Federal judges will not have the last word on prisoner release
Senator George Runner
Senator George Runner
Serving the 17th District which incorporates portions of the Los Angeles, San Bernardino, Ventura and Kern counties.

On Tuesday, three federal judges decided 44,000 California state inmates ought to be released early from prison as a pretext for improving health care for prisoners who already receive lavish medical and dental services.

Rest assured, Republican legislators will not sit idly by while federal judges meddle in the affairs of California, and in the process endanger our communities. We plan to take this matter all the way to the United States Supreme Court.

Yes, California has prison issues – for which Republicans have offered many solutions throughout the years – but the conditions are not as dreadful as the Democrats and three-judge panel would have you believe.

For example, prisoners’ health care is supposedly so poor that it has been declared unconstitutional. Yet California spends $17,000 per inmate each year on health care – more than any other state. Good luck finding a law-abiding citizen who has that kind of money to spend on medical insurance each year.

A recent federal study reveals that the mortality rate for California prisoners was lower than inmate mortality rates in 37 other states and lower than mortality rates for the law-abiding public.

What California leaders need to do is take a step back and start speaking the truth about California’s prison system and stop spreading hyperbolic rumors.

I authored a paper last year that does exactly that.

“Who Is In Our State Prisons?” points out a variety of facts, including these:

Crowding: California does not have the crowding and health care problems that some liberals would have you believe. As a matter of fact, when it comes to prison populations, California is about in the middle when compared to other states, according to the Pew Institute – a Left leaning think tank.

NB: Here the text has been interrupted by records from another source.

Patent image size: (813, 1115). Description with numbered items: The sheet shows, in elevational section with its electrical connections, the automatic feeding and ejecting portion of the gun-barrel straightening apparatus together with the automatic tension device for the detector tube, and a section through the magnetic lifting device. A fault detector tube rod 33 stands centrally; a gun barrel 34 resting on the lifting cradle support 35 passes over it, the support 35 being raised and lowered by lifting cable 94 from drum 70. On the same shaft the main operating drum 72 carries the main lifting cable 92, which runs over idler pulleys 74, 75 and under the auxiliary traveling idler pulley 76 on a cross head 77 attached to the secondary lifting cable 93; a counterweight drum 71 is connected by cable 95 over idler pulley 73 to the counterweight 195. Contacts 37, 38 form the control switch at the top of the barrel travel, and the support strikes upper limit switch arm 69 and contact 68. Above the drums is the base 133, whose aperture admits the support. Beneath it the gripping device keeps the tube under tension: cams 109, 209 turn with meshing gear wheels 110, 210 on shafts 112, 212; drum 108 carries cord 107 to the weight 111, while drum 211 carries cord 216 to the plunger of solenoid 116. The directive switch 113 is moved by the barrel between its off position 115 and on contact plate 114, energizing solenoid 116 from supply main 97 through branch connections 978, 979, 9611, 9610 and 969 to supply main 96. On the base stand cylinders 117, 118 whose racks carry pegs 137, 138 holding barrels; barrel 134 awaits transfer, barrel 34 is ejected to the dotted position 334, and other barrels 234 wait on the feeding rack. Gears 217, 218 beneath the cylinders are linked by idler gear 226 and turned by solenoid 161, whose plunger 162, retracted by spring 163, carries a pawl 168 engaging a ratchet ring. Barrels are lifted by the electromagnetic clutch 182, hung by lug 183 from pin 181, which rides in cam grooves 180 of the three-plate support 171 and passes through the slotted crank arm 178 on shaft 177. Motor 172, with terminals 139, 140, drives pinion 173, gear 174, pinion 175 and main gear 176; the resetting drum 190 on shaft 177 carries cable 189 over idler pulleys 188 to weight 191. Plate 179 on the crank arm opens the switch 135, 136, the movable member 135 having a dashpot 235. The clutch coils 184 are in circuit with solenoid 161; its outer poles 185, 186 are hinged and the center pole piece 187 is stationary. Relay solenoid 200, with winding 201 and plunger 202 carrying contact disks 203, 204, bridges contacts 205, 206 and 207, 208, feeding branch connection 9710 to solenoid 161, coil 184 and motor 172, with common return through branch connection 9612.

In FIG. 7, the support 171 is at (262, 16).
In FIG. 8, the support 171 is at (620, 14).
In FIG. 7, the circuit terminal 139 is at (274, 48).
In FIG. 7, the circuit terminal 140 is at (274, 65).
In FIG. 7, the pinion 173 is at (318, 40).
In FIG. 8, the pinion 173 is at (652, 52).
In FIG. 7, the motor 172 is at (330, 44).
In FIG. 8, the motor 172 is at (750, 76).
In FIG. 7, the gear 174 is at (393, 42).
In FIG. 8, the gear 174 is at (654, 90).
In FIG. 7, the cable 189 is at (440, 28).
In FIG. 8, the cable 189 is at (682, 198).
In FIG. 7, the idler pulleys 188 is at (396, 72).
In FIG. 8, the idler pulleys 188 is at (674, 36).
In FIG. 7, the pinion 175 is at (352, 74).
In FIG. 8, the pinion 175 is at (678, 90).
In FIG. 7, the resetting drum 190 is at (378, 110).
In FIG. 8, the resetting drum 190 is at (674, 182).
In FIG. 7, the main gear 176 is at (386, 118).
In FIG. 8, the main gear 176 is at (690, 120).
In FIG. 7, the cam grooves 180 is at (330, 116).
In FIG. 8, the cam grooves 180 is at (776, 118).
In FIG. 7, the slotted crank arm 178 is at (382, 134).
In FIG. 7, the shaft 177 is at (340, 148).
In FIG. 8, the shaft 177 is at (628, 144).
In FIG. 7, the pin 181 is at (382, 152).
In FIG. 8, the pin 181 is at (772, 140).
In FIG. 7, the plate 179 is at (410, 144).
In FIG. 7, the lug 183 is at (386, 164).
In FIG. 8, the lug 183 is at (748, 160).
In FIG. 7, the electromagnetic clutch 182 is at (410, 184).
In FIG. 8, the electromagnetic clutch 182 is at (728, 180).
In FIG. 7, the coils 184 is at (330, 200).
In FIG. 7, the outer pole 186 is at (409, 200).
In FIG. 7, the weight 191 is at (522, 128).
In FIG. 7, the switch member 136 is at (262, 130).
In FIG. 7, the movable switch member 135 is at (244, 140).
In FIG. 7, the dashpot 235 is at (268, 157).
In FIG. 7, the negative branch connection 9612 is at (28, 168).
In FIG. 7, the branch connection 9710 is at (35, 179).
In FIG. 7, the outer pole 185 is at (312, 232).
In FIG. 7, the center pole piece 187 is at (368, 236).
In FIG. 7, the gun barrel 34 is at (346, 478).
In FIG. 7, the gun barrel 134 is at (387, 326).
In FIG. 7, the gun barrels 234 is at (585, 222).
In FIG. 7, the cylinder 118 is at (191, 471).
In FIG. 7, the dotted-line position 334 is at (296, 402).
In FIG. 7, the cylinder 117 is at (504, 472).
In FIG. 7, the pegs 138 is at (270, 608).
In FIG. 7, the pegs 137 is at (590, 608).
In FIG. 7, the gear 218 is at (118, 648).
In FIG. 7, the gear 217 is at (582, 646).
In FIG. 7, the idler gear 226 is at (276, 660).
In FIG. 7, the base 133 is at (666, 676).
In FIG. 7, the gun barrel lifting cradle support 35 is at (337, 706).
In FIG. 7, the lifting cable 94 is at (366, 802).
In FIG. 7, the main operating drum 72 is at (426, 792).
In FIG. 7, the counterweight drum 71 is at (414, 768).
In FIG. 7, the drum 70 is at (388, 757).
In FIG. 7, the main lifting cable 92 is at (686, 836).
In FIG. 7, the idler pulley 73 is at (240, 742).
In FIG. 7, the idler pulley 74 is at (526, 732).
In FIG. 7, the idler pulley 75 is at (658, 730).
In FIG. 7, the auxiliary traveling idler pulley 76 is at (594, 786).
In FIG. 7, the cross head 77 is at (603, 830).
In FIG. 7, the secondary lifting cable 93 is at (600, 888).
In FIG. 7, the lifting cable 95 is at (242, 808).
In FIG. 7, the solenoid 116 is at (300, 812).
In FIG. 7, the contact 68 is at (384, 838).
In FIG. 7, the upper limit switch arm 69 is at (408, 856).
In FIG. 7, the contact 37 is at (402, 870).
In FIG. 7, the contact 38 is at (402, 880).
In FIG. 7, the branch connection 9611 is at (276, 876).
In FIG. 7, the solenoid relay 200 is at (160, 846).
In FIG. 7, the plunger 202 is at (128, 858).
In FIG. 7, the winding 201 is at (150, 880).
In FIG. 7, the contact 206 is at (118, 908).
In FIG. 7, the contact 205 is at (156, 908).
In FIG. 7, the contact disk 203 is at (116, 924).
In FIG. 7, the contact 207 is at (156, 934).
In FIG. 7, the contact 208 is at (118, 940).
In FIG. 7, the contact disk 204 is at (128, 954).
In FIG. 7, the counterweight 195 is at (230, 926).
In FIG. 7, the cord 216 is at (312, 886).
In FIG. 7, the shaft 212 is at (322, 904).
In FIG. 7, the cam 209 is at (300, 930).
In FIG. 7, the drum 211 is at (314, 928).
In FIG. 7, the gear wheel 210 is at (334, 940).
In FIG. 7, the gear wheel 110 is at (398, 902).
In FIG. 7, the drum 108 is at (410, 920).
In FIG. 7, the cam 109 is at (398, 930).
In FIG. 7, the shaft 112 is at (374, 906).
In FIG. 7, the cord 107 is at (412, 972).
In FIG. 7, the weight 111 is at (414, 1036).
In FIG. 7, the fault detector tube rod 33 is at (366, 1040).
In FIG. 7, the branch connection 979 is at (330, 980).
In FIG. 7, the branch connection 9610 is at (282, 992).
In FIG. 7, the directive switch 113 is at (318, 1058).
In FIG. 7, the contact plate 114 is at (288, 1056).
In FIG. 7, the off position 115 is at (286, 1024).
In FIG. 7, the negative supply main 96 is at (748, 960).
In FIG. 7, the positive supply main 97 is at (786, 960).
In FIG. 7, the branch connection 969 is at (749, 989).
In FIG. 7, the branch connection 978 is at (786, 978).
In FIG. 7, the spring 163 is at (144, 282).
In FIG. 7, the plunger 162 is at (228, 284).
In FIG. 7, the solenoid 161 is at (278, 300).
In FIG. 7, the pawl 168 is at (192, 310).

“Three Strikes” law: Both before and immediately after Three Strikes became California law in 1994, it was widely predicted, in public documents and the media, that California’s prison population would explode. Prison population estimates for mid-year 1999 were recalculated by the California Department of Corrections after Three Strikes passed and increased from 171,000 to 245,000. Neither estimate was reached. On June 30, 1999, the actual state prison population was 162,000. Ten years later, the states’ prison population is still below 170,000. With the advantage of hindsight, it is evident that the explosion in inmate growth never occurred.

Tough penalties deter crime: Opponents of tough criminal laws cannot accept that penalties deter crime. They presume that the same number of people will commit a crime whether the penalty is 5 years, 10 years, or 20 years. They are wrong. Since 1999, certain offenses with low penalties like vehicle theft have surged while the number of residential burglaries, which constitute “strikes,” have remained lower. When tough penalties contribute to fewer crimes there are also fewer criminals being sent to state prison.

I will keep you posted on the California prison debate and our battle to keep 44,000 prisoners released early.